Saturated fat is not a “major issue” in heart disease, a UK cardiologist has claimed.
Aseem Malhotra, writing in the British Medical Journal, said advice to reduce saturated fat had “paradoxically increased our cardiovascular risks”.
He said saturated fat intake had decreased in the US, but with little impact on obesity. This, he claimed, is because the food industry compensated by replacing saturated fats with sugar”.
Malhotra added recent studies had not supported a link between saturated fat intake and risk of heart disease. Instead, they claim, it has been found to be protective.

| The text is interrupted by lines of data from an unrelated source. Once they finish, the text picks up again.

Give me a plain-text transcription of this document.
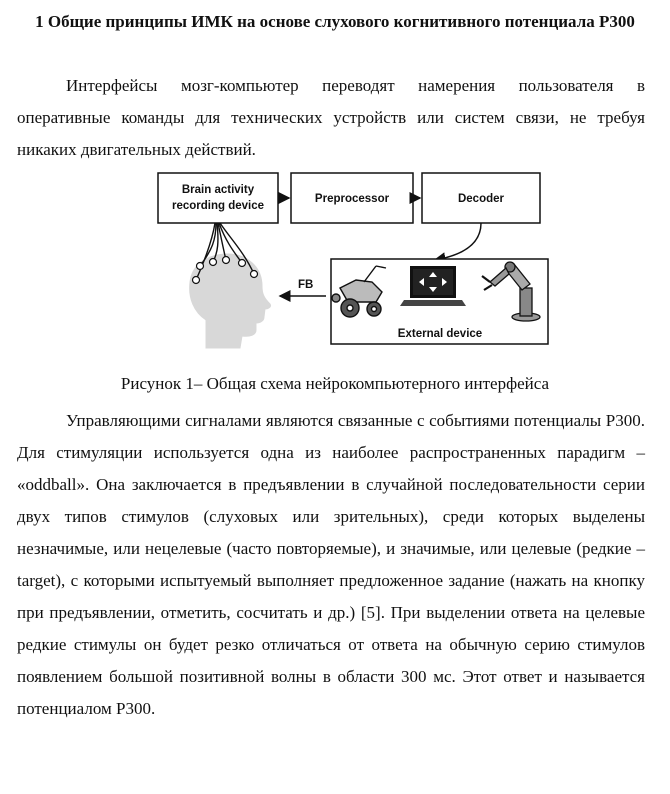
1 Общие принципы ИМК на основе слухового когнитивного потенциала Р300

Интерфейсы мозг-компьютер переводят намерения пользователя в оперативные команды для технических устройств или систем связи, не требуя никаких двигательных действий.

Brain activity
recording device
Preprocessor	Decoder
FB
External device

Рисунок 1– Общая схема нейрокомпьютерного интерфейса

Управляющими сигналами являются связанные с событиями потенциалы Р300. Для стимуляции используется одна из наиболее распространенных парадигм – «oddball». Она заключается в предъявлении в случайной последовательности серии двух типов стимулов (слуховых или зрительных), среди которых выделены незначимые, или нецелевые (часто повторяемые), и значимые, или целевые (редкие – target), с которыми испытуемый выполняет предложенное задание (нажать на кнопку при предъявлении, отметить, сосчитать и др.) [5]. При выделении ответа на целевые редкие стимулы он будет резко отличаться от ответа на обычную серию стимулов появлением большой позитивной волны в области 300 мс. Этот ответ и называется потенциалом Р300.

He said the government’s obsession with cholesterol levels had “led to the over-medication of millions of people with statins”.
Professor David Haslam, chairman of Britain’s National Obesity Forum, said: “It’s extremely naive of the public and the medical profession to imagine that a calorie of bread, a calorie of meat and a calorie of alcohol are all dealt in the same way by the amazingly complex systems of the body. The assumption has been made that increased fat in the bloodstream is caused by increased saturated fat in the diet, whereas modern scientific evidence is proving that refined carbohydrates and sugar in particular are actually the culprits.”
Professor Robert Lustig, paediatric endocrinologist, University of San Francisco said: “Food should confer wellness, not illness. And real food does just that, including saturated fat. But when saturated fat got mixed up with the high sugar added to processed food in the second half of the 20th century, it got a bad name. Which is worse, the saturated fat or the added sugar? The American Heart Association has weighed in – the sugar many times over. Plus added sugar causes all of the diseases associated with metabolic syndrome. Instead of lowering serum cholesterol with statins, which is dubious at best, how about serving up some real food?”